We use basic multiple linear regression models along with factors in the US Census data that relate to community social capital and family human capital to create predictive algorithms. For example, the percentage of lone parent households in a community and percentage of people in a community with a high school diploma are two examples of community social capital indicators that seem to be strong predictors of the percentage of students in a district or school that will score proficient or above. The percentage of families in a community with incomes under $25,000 a year is an example of a family human capital indicator that has a lot of predictive power.

In all, our regression models begin with about 18-21 different indicators. We clean the models and usually end up with 2-4 indicators that demonstrate the greatest predictive power. Then we enter those indicators into an algorithm that most fourth-graders, with an understanding of order or operations, could construct and calculate. Not complicated stuff.

Our initial work at the 3rd-8th and 11th grade levels in NJ, and grades 3-8 in CT and Iowa have proven fairly accurate. Our prediction accuracy ranges from 62% to over 80% of districts in a state, depending on the grade level and subject tested.

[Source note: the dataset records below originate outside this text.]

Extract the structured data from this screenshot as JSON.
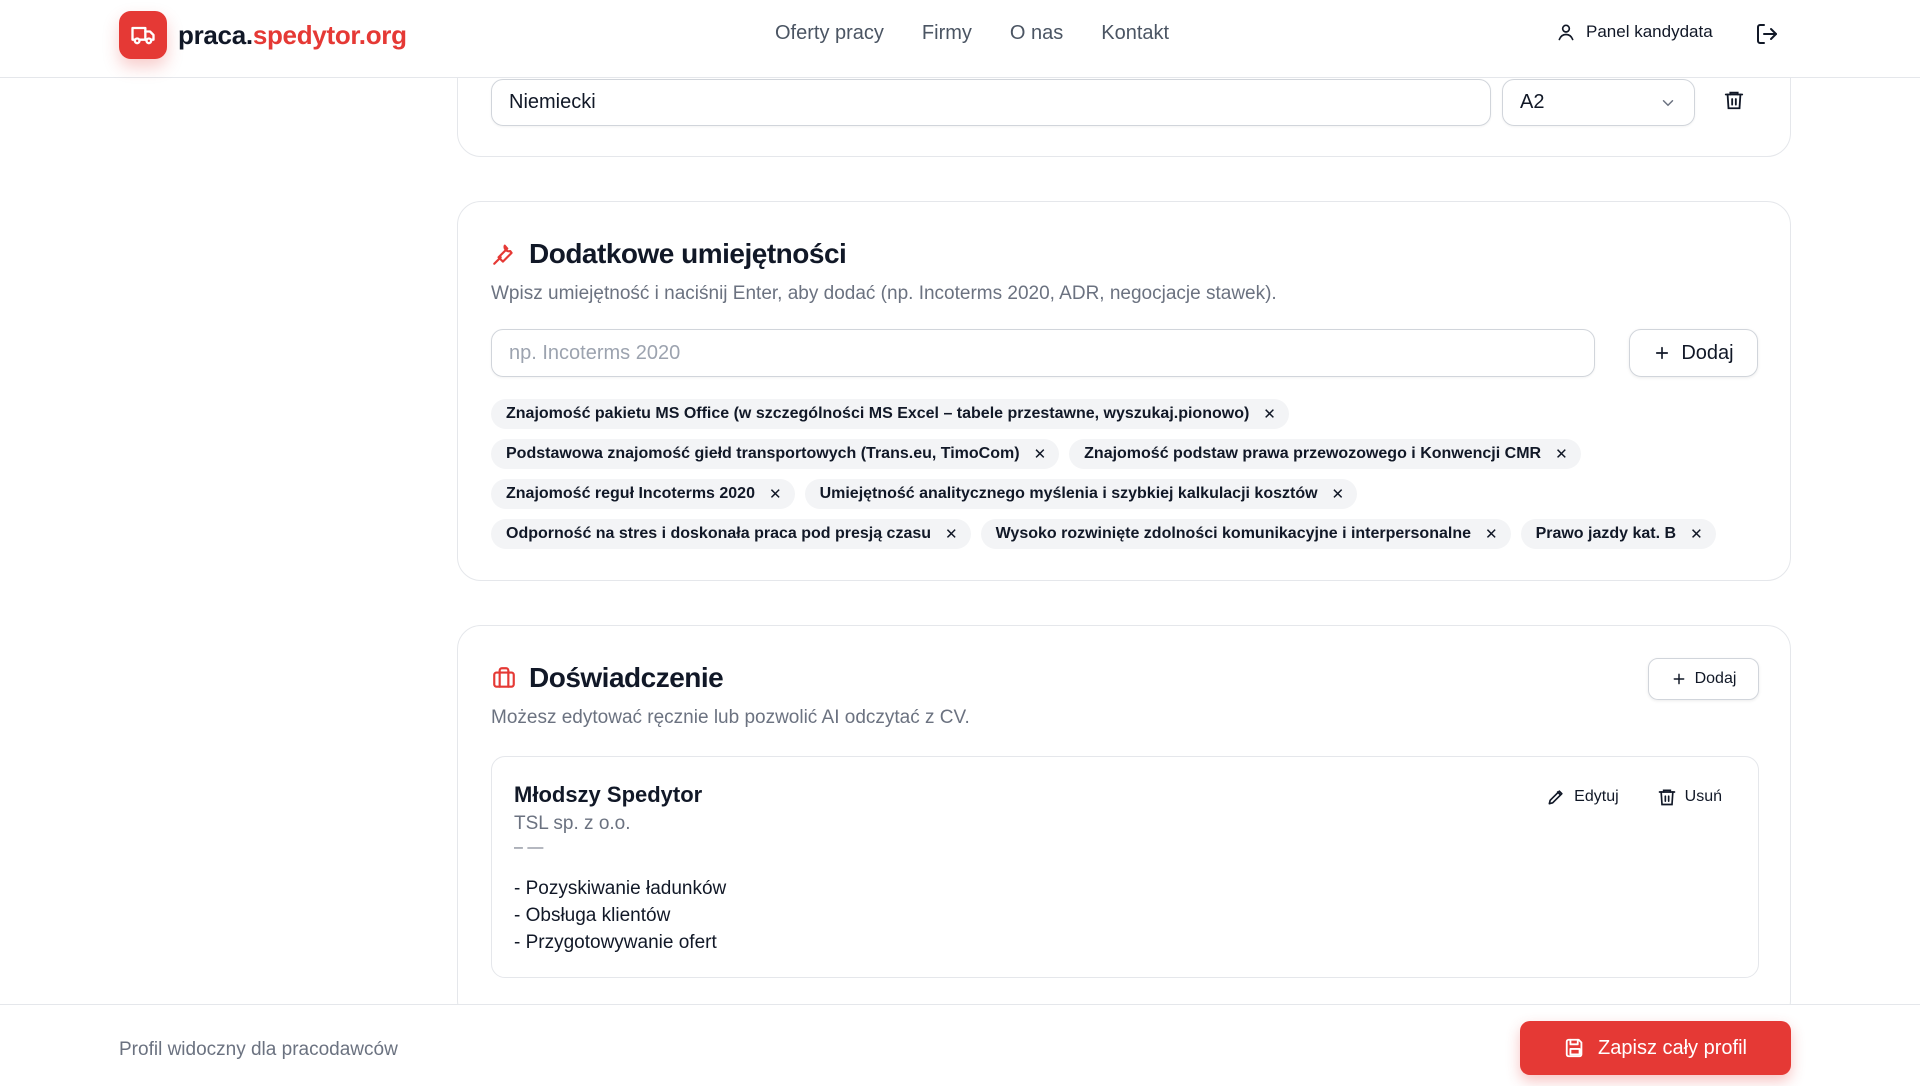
{
  "header": {
    "logo_text_a": "praca.",
    "logo_text_b": "spedytor.org",
    "nav": [
      "Oferty pracy",
      "Firmy",
      "O nas",
      "Kontakt"
    ],
    "panel_label": "Panel kandydata"
  },
  "languages": {
    "language_value": "Niemiecki",
    "level_value": "A2"
  },
  "skills": {
    "title": "Dodatkowe umiejętności",
    "description": "Wpisz umiejętność i naciśnij Enter, aby dodać (np. Incoterms 2020, ADR, negocjacje stawek).",
    "input_placeholder": "np. Incoterms 2020",
    "add_label": "Dodaj",
    "tags": [
      "Znajomość pakietu MS Office (w szczególności MS Excel – tabele przestawne, wyszukaj.pionowo)",
      "Podstawowa znajomość giełd transportowych (Trans.eu, TimoCom)",
      "Znajomość podstaw prawa przewozowego i Konwencji CMR",
      "Znajomość reguł Incoterms 2020",
      "Umiejętność analitycznego myślenia i szybkiej kalkulacji kosztów",
      "Odporność na stres i doskonała praca pod presją czasu",
      "Wysoko rozwinięte zdolności komunikacyjne i interpersonalne",
      "Prawo jazdy kat. B"
    ],
    "remove_glyph": "✕"
  },
  "experience": {
    "title": "Doświadczenie",
    "description": "Możesz edytować ręcznie lub pozwolić AI odczytać z CV.",
    "add_label": "Dodaj",
    "item": {
      "title": "Młodszy Spedytor",
      "company": "TSL sp. z o.o.",
      "dates": "– —",
      "lines": [
        "- Pozyskiwanie ładunków",
        "- Obsługa klientów",
        "- Przygotowywanie ofert"
      ],
      "edit_label": "Edytuj",
      "delete_label": "Usuń"
    }
  },
  "footer": {
    "visibility_text": "Profil widoczny dla pracodawców",
    "save_label": "Zapisz cały profil"
  },
  "colors": {
    "accent": "#e53935"
  }
}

In one study soon to be published in an education policy textbook co-edited with Carol Mullen, Education Policy Perils: Tackling the Tough Issues, I report on a study in which I predicted the percentage of students in grade 5, at the district level, who scored proficient or above on New Jersey’s former standardized tests, NJASK, in mathematics language arts for the 2010, 2011, and 2012 school years for the almost 400 school districts that met the sampling criteria to be included in the study.

For example, I predicted accurately the percentage of students at the district level who scored proficient or above on the 2011 grade 5 mathematics test in 76% of the 397 school districts and predicted accurately in 80% of the districts for the 2012 language arts tests. The percentage of families in poverty and lone parent households in a community were the two strongest predictors in the six models I created for grade 5 for the years 2010-2012.

Colleagues and I predicted the percentages of students scoring proficient or above for grades 6,7,8 during the 2009-2012 school years as well. For example, we predicted accurately for approximately 70% of the districts on the 2009 NJ mathematics and language arts tests. Recently, another colleague and I predicted the grade 8 NJ mathematics and language percentages proficient or above for over 85% of the almost 400 districts in our 2012 sample.

The results from Connecticut and Iowa are similar, with accurate predictions in CT on all tests grades 3-8 ranging from approximately 70% to over 80%. The Iowa predictions were accurate in approximately 70% of the districts.

Being a “rich” district or a “poor” district had no bearing on the results. We accurately predicted scores for “rich” and “poor” alike. The details will be published in upcoming books and journals so stay tuned.

The findings from these and other studies raise some serious questions about using results from state standardized tests to rank schools or compare them to other schools in terms of standardized test performance. Our forthcoming results from a series of school level studies at the middle school level produced similar results and raise questions about the appropriateness of using state test results to rank or evaluate teachers or make any potentially life-impacting decisions about educators or children.

So Connecticut parents and taxpayers;

When you are being abused or hearing about children and parents being abused and harassed for opting out of the unfair and discriminatory Common Core SBAC test or when you are paying more in taxes and watching important school programs and services cut, now that thanks to our elected and appointed  officials we are pissing away $100,000,000.00 a year forcing children to take a test that will tell us that students from rich families tend to do better and student from poor families tend to do worse on standardized tests.